Gregory popped into sight in the middle of a thicket some distance away, and found himself staring up at a half-dozen men in dirty, ragged livery, rusty steel caps, and three-day beards. They stared at each other, stupefied.

Then Gregory felt a surge of panic—but before he could think himself back to Magnus, two of the men lunged and seized his arms, and he froze in fright, staring up at them.

"Hugh!" cried one. "What in the name of all that's foul is this?"

"Ah, that? Why, 'tis a lad, Bertram—naught but a lad. Dost'a not see?"

"Oh. Well, uh, I can see 'tis a lad, Hugh—yet what doth it here?"

"Well asked." Hugh frowned down at Gregory. "And how came it amongst us so suddenly, and with so great a noise? What dost thou, boy?"

Well, after all, he was only six years old—and being Gregory, he couldn't think of anything but the truth. "Why, I do but play!"

"Play?" The men eyed him warily. "What manner of game is this?"

"'Tis flit-tag."

"'Flit-tag'?" Suspicion sharpened.

"Aye, one doth flit from place to place—and the other must seek in his mind to discover where he hath fled."

"In his mind?" Wariness was edged with fear, and the hands clenched more tightly on his arms. Gregory winced, but they paid him no heed.

"He is a witch-child!"

"Aye—yet which child?" Hugh fixed Gregory with a glare. "What is thy name?"

"Gr-Gregory. G-Gallowglass."

Bertram, Hugh, and their mates locked gazes. Together, they all nodded. " 'Tis the one we've been sent for."

Fear stabbed through Gregory, horror welling in behind it. What had he done?

Then he caught something odd, and the horror receded. He frowned. "Thy garb is motley. How canst thou be sent?"
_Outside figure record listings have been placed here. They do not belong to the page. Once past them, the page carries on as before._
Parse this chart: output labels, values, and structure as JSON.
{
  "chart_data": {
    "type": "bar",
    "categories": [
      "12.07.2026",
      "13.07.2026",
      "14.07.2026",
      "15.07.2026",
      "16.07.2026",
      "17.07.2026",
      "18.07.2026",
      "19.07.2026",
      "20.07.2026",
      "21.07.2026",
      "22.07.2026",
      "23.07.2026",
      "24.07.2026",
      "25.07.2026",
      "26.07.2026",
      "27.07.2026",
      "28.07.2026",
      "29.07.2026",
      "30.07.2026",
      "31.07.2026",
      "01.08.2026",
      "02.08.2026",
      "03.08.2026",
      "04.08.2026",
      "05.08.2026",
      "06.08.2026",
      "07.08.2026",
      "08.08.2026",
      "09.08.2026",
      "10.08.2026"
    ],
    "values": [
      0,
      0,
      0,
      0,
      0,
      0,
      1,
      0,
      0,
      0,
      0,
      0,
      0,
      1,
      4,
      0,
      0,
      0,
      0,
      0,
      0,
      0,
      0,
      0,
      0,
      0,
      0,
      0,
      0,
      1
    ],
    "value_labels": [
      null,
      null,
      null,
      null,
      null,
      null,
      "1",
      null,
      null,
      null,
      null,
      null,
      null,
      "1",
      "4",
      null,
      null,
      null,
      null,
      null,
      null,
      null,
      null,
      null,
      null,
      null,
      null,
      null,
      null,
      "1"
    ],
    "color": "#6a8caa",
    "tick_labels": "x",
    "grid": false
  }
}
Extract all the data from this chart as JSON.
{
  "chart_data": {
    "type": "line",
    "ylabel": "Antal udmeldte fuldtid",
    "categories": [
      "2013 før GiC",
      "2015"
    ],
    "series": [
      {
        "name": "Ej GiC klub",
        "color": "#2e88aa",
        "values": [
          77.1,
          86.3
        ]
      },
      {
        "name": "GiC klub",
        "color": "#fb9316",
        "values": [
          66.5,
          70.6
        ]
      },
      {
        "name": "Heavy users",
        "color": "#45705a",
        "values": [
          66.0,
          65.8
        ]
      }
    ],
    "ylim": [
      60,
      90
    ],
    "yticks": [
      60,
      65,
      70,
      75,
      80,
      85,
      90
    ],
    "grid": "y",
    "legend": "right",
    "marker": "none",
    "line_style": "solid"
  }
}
Six gazes whipped back to him. "What?"

"Thy garb," Gregory repeated. "Thou dost not wear livery. Thou dost wear each colors that differ one from another. Thou art not, then, all of one lord's company; therefore no lord can have sent thee."

The men exchanged glances again. "'Tis even as we've said," one snarled. " 'Tis a witch-brat."

"Aye! Let us slay him and be done with it!"

"Slay?" Gregory gasped, and his mind screamed, Magnus! Cordelia! Geoffrey! Aid me! "Why! Wherefore wouldst thou slay me? I have done thee no harm!"

"I would not be sure o' that, sin that thou art a witch's brat," Bertram snarled. "If thou hast such power as thou dost show, how canst thou not harm me?"

Gregory stared, made speechless by absurdity—and in his mind, Magnus's voice soothed, Courage, brother.

Oh, Gregory…!

Bide, Cordelia! Gregory, we dare not leap upon them, lest they strike at thee.

Yet if they do strike, thou must flit! Geoffrey added. If thou dost bear two great hulking brutes with thee, fear not! We shall deal with them!

If thou canst, Magnus agreed. Yet we'll seek to come upon thee, if we may; 'tis more sure. Do thou keep them occupied in talk, the whiles we do stalk them.

Gregory swallowed heavily, reassured, but still frightened. "Is that wherefore thou wouldst slay me?"

"Nay," Hugh growled. "For that, 'tis a matter of money, lad—pure silver. Living comes hard, to we who have fled to the greenwood. We must take food, or coin, where it comes."

They are soldiers who have deserted their lords! Geoffrey's thought was scandalized and enraged. 'Ware, lad! For an they did flee their posts, belike 'twas for that they'd committed heinous crimes!